Karena perkawinan merupakan proses integrasi dua individu yang hidup dan tinggal bersama, sementara latar belakang sosial-budaya, keinginan serta kebutuhan mereka berbeda, maka proses pertukaran dalam perkawinan ini harus senantiasa dirundingkan dan disepakati bersama. Banyak pertanyaan dari orangtua mengenai pada usia berapakah perpisahan dan perceraian orangtua memiliki dampak buruk yang minim bagi anak? Benarkah justru di usia balita paling baik, karena anak belum banyak terpapar pada kehidupan orangtuanya? Jawabannya secara umum adalah tidak ada usia terbaik. Namun demikian, sesungguhnya dampak perceraian pada anak-anak bervariasi sesuai dengan usia dan tahapan perkembangan psikologis mereka. Orangtua perlu memahami dampak dan kebutuhan yang berbeda dari anak-anak mereka.
Tinjauan Dampak Spikologis Anak Akibat Perceraian Orang Tua
Dampak pada anak-anak pada masa ketidakharmonisan, belum sampai bercerai namun sudah mulai tidak harmonis:
- Anak mulai menderita kecemasan yang tinggi dan ketakutan.
- Anak merasa terjepit di tengah-tengah. Karena dalam hal ini anak sulit sekali memilih papa atau mama.
- Anak sering kali mempunyai rasa bersalah.
- Kalau kedua orang tuanya sedang bertengkar, itu memungkinkan anak bisa membenci salah satu orang tuanya.

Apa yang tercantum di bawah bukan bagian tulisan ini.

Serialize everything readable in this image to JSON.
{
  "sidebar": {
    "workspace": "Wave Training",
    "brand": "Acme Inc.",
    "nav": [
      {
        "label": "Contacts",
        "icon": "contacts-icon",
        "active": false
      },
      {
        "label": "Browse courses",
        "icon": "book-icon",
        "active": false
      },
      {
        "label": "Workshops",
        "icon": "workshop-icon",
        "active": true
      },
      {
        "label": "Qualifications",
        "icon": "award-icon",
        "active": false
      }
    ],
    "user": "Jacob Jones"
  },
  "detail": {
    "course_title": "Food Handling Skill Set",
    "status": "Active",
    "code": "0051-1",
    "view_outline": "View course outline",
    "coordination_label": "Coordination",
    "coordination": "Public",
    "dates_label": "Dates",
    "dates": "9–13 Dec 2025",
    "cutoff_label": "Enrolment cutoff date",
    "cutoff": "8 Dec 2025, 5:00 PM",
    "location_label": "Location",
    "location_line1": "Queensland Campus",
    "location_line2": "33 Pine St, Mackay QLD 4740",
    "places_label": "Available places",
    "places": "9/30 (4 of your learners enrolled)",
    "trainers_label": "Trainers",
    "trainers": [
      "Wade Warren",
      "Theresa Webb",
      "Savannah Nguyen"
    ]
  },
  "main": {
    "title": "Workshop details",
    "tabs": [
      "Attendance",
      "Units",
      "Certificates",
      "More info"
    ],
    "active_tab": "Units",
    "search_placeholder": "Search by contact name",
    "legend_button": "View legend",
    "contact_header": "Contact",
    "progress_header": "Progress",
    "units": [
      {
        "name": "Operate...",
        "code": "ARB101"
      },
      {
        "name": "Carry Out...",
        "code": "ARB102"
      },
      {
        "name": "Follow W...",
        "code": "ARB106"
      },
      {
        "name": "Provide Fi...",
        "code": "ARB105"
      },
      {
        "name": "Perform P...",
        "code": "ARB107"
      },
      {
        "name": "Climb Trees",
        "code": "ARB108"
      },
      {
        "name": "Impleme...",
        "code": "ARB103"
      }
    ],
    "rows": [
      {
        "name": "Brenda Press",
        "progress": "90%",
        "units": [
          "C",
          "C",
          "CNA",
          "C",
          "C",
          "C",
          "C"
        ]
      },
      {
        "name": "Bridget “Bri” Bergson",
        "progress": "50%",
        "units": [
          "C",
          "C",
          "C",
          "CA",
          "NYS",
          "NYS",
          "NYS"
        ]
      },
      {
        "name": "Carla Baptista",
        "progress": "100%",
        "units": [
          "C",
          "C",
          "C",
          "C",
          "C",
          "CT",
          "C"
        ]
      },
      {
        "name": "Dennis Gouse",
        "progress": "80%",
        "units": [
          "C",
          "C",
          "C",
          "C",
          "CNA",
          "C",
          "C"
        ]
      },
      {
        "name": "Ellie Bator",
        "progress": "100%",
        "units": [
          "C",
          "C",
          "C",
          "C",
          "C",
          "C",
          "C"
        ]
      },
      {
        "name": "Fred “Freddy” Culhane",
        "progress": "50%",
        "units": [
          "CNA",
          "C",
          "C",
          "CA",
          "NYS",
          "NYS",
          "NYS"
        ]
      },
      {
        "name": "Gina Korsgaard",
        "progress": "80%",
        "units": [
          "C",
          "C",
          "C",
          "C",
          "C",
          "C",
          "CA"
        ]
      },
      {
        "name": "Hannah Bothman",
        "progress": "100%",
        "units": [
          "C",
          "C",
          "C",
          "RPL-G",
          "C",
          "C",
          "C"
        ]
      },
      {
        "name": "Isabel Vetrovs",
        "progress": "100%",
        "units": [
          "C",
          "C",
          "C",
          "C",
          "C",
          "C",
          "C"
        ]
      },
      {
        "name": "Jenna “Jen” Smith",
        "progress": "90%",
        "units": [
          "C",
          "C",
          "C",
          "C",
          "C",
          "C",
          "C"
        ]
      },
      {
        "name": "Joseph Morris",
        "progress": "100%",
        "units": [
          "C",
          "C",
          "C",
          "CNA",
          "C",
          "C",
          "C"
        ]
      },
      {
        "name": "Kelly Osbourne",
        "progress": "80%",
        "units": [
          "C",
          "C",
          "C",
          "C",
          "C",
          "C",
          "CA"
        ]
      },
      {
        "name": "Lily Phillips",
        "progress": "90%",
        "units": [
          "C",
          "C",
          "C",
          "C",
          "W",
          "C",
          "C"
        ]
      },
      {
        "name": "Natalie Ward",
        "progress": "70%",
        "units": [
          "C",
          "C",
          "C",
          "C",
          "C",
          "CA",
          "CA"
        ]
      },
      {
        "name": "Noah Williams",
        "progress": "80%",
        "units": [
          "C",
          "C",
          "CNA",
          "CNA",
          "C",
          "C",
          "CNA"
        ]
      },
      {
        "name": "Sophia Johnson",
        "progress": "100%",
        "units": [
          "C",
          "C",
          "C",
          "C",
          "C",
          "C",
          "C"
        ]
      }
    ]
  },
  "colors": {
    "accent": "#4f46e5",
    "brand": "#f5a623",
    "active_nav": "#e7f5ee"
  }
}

Dalam rumah tangga yang tidak sehat, yang bermasalah dan penuh dengan pertengkaran-pertengkaran bisa muncul 3 kategori anak.
- Anak-anak yang memberontak yang menjadi masalah di luar. Anak yang jadi korban keluarga yang bercerai itu menjadi sangat nakal sekali karena:
- Mempunyai kemarahan, kefrustrasian dan mau melampiaskannya.
- Selain itu, anak korban perceraian jadi gampang marah karena mereka terlalu sering melihat orang tua bertengkar.
Namun kemarahan juga bisa muncul karena :
- Dia harus hidup dalam ketegangan dan dia tidak suka hidup dalam
- ketegangan.
- Dia harus kehilangan hidup yang tenteram, yang hangat, dia jadi marah pada orang tuanya kok memberikan hidup yang seperti ini kepada mereka.
- Waktu orang tua bercerai, anak kebanyakan tinggal dengan mama, itu berarti ada yang terhilang dalam diri anak yakni figur otoritas, figur ayah.
Anak-anak yang bawaannya sedih, mengurung diri, dan menjadi depresi. Anak ini juga bisa kehilangan identitas sosialnya.